Teachers may need to develop different learning techniques for students with cancer. Some modifications, Kleinmann notes, may include more frequent repetition of coursework, reduced courseload, prioritization of assignments, more time for transitions, use of more memory strategies and an alternative response format for tests.
Researchers are expecting to have the course designed by the fall of 2004. Content will focus on increasing educators’ knowledge of the cognitive effects of childhood cancer and its treatment; explaining neuropsychological reports; making educators better able to adapt their classrooms to accommodate the cognitive needs of the student; and in changing attitudes regarding educators’ competency in working with children with cancer.
Approximately 50 teachers from Onondaga County elementary, middle and high schools will be recruited to complete the course and be tested on their knowledge of the neurocognitive effects of cancer and its treatment and on content of interest before and after completing the course.
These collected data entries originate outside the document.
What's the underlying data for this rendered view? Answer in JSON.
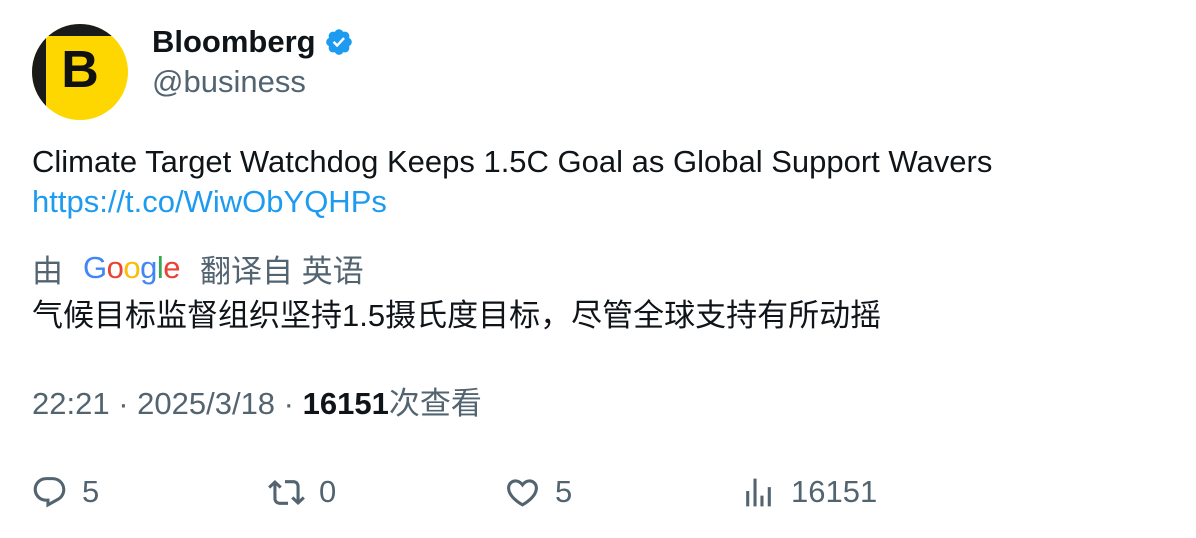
{
  "author": {
    "avatar_letter": "B",
    "display_name": "Bloomberg",
    "handle": "@business",
    "verified_icon": "verified-badge-icon",
    "verified_color": "#1d9bf0"
  },
  "tweet": {
    "text": "Climate Target Watchdog Keeps 1.5C Goal as Global Support Wavers",
    "link": "https://t.co/WiwObYQHPs",
    "link_color": "#1d9bf0"
  },
  "translation": {
    "prefix": "由",
    "provider": "Google",
    "suffix": "翻译自 英语",
    "text": "气候目标监督组织坚持1.5摄氏度目标，尽管全球支持有所动摇"
  },
  "meta": {
    "time": "22:21",
    "separator": " · ",
    "date": "2025/3/18",
    "views_count": "16151",
    "views_label": "次查看"
  },
  "actions": {
    "reply": {
      "icon": "reply-icon",
      "count": "5"
    },
    "retweet": {
      "icon": "retweet-icon",
      "count": "0"
    },
    "like": {
      "icon": "heart-icon",
      "count": "5"
    },
    "views": {
      "icon": "analytics-icon",
      "count": "16151"
    }
  },
  "colors": {
    "text_primary": "#0f1419",
    "text_secondary": "#536471",
    "avatar_bg": "#ffd700"
  }
}
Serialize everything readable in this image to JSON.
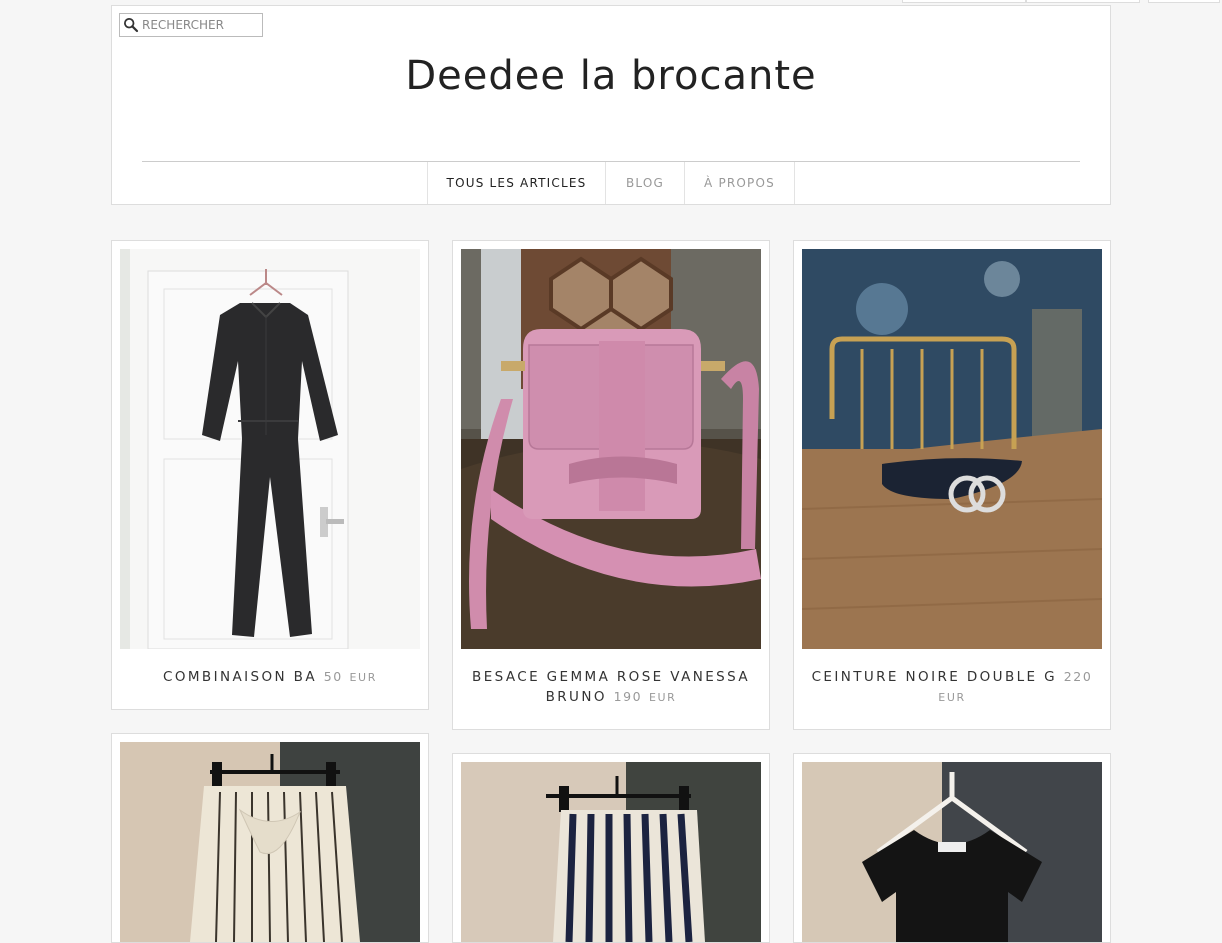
{
  "search": {
    "placeholder": "RECHERCHER",
    "icon": "magnifier-icon"
  },
  "site": {
    "title": "Deedee la brocante"
  },
  "nav": {
    "items": [
      {
        "label": "TOUS LES ARTICLES",
        "active": true
      },
      {
        "label": "BLOG",
        "active": false
      },
      {
        "label": "À PROPOS",
        "active": false
      }
    ]
  },
  "products": [
    {
      "name": "COMBINAISON BA",
      "price": "50",
      "currency": "EUR"
    },
    {
      "name": "BESACE GEMMA ROSE VANESSA BRUNO",
      "price": "190",
      "currency": "EUR"
    },
    {
      "name": "CEINTURE NOIRE DOUBLE G",
      "price": "220",
      "currency": "EUR"
    },
    {
      "name": "",
      "price": "",
      "currency": ""
    },
    {
      "name": "",
      "price": "",
      "currency": ""
    },
    {
      "name": "",
      "price": "",
      "currency": ""
    }
  ],
  "colors": {
    "background": "#f6f6f6",
    "text": "#222222",
    "muted": "#999999",
    "border": "#dddddd"
  }
}
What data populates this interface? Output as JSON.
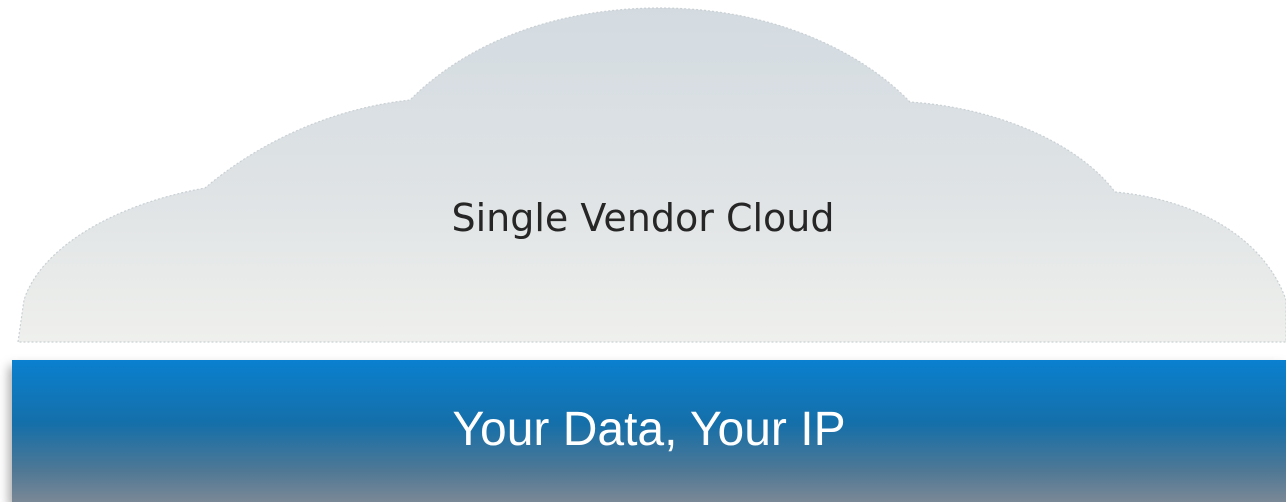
{
  "cloud": {
    "label": "Single Vendor Cloud"
  },
  "data_bar": {
    "label": "Your Data, Your IP"
  },
  "colors": {
    "cloud_top": "#d3dbe1",
    "cloud_bottom": "#eff0ed",
    "bar_top": "#0a80cf",
    "bar_bottom": "#7a8896",
    "bar_text": "#ffffff",
    "cloud_text": "#262626"
  }
}
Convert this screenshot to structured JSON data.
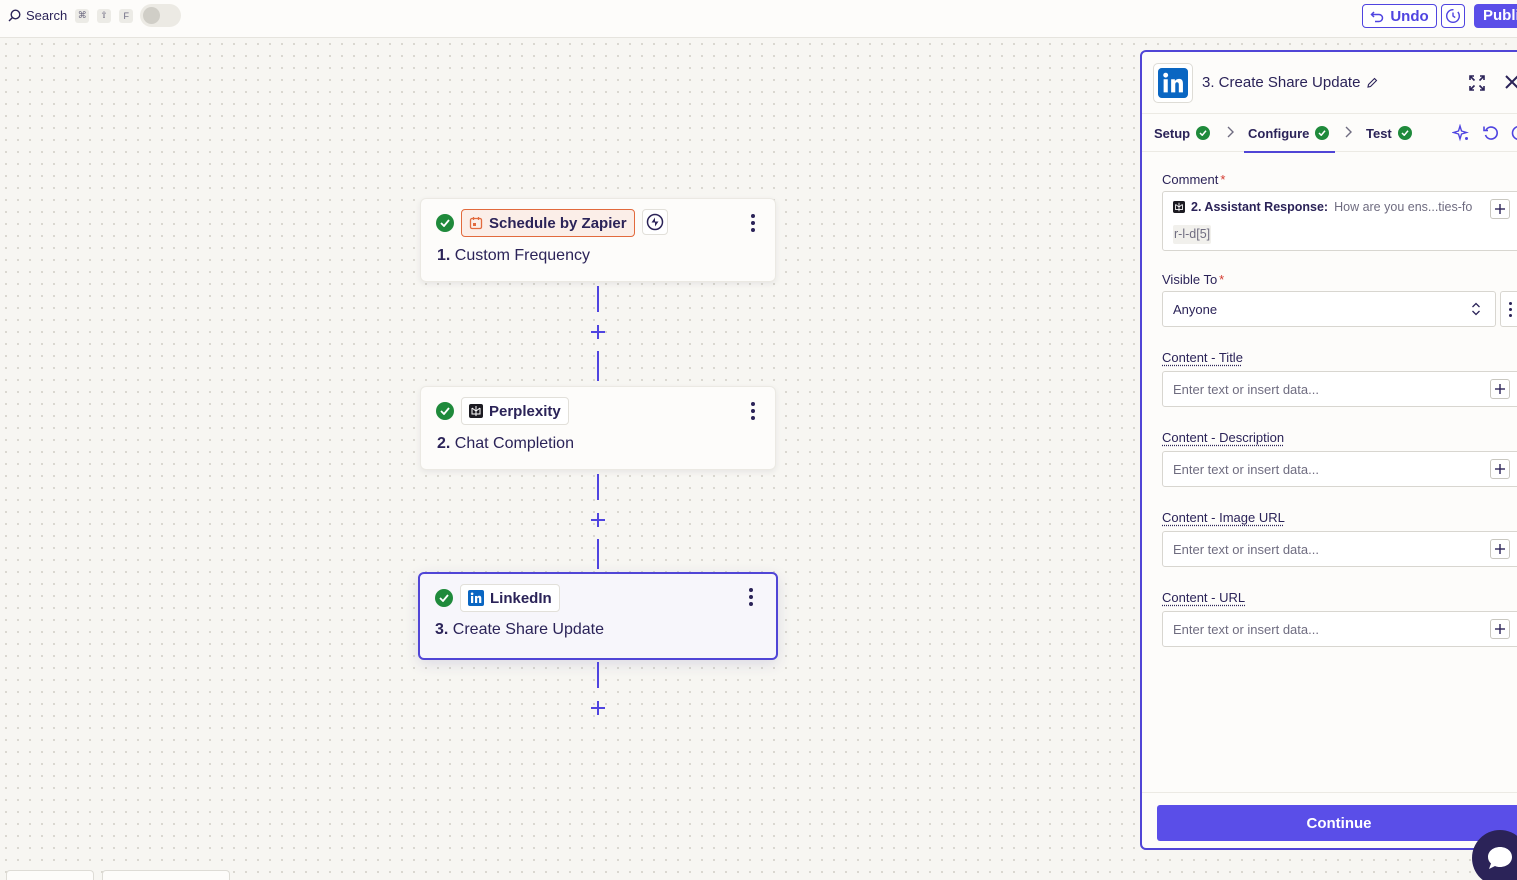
{
  "topbar": {
    "search_label": "Search",
    "shortcut_keys": [
      "⌘",
      "⇧",
      "F"
    ],
    "undo_label": "Undo",
    "publish_label": "Publish"
  },
  "canvas": {
    "steps": [
      {
        "app_name": "Schedule by Zapier",
        "number": "1.",
        "title": "Custom Frequency",
        "icon": "calendar-icon"
      },
      {
        "app_name": "Perplexity",
        "number": "2.",
        "title": "Chat Completion",
        "icon": "perplexity-logo-icon"
      },
      {
        "app_name": "LinkedIn",
        "number": "3.",
        "title": "Create Share Update",
        "icon": "linkedin-logo-icon"
      }
    ]
  },
  "panel": {
    "title": "3. Create Share Update",
    "tabs": [
      {
        "label": "Setup"
      },
      {
        "label": "Configure"
      },
      {
        "label": "Test"
      }
    ],
    "fields": {
      "comment": {
        "label": "Comment",
        "required": "*",
        "chip_label": "2. Assistant Response:",
        "chip_value": "How are you ens...ties-fo",
        "tail": "r-l-d[5]"
      },
      "visible_to": {
        "label": "Visible To",
        "required": "*",
        "value": "Anyone"
      },
      "content_title": {
        "label": "Content - Title",
        "placeholder": "Enter text or insert data..."
      },
      "content_description": {
        "label": "Content - Description",
        "placeholder": "Enter text or insert data..."
      },
      "content_image_url": {
        "label": "Content - Image URL",
        "placeholder": "Enter text or insert data..."
      },
      "content_url": {
        "label": "Content - URL",
        "placeholder": "Enter text or insert data..."
      }
    },
    "continue_label": "Continue"
  },
  "colors": {
    "accent": "#5045d6",
    "primary_button": "#5a4ee8",
    "success": "#1f8a3b",
    "schedule_orange": "#e26a3d",
    "linkedin_blue": "#0a66c2"
  }
}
In addition, they will complete questionnaires regarding their attitudes toward working with children with cancer, their perceived competency in understanding the recommendations of neuropsychological reports and using them as the foundation for planning classroom modifications and strategies.
If the course content and acceptability are successful, additional funding may be sought to modify the course for use by other school personnel, such as school nurses and psychologists, as well as by families of children with cancer.
Principal investigator of the project is Ronald Dubowy, M.D., director of the Center for Children’s Cancer and Blood Disorders at University Hospital. Co investigators include faculty from SUNY Upstate’s Department of Physical Medicine and Rehabilitation and psychology and education faculty from Syracuse University.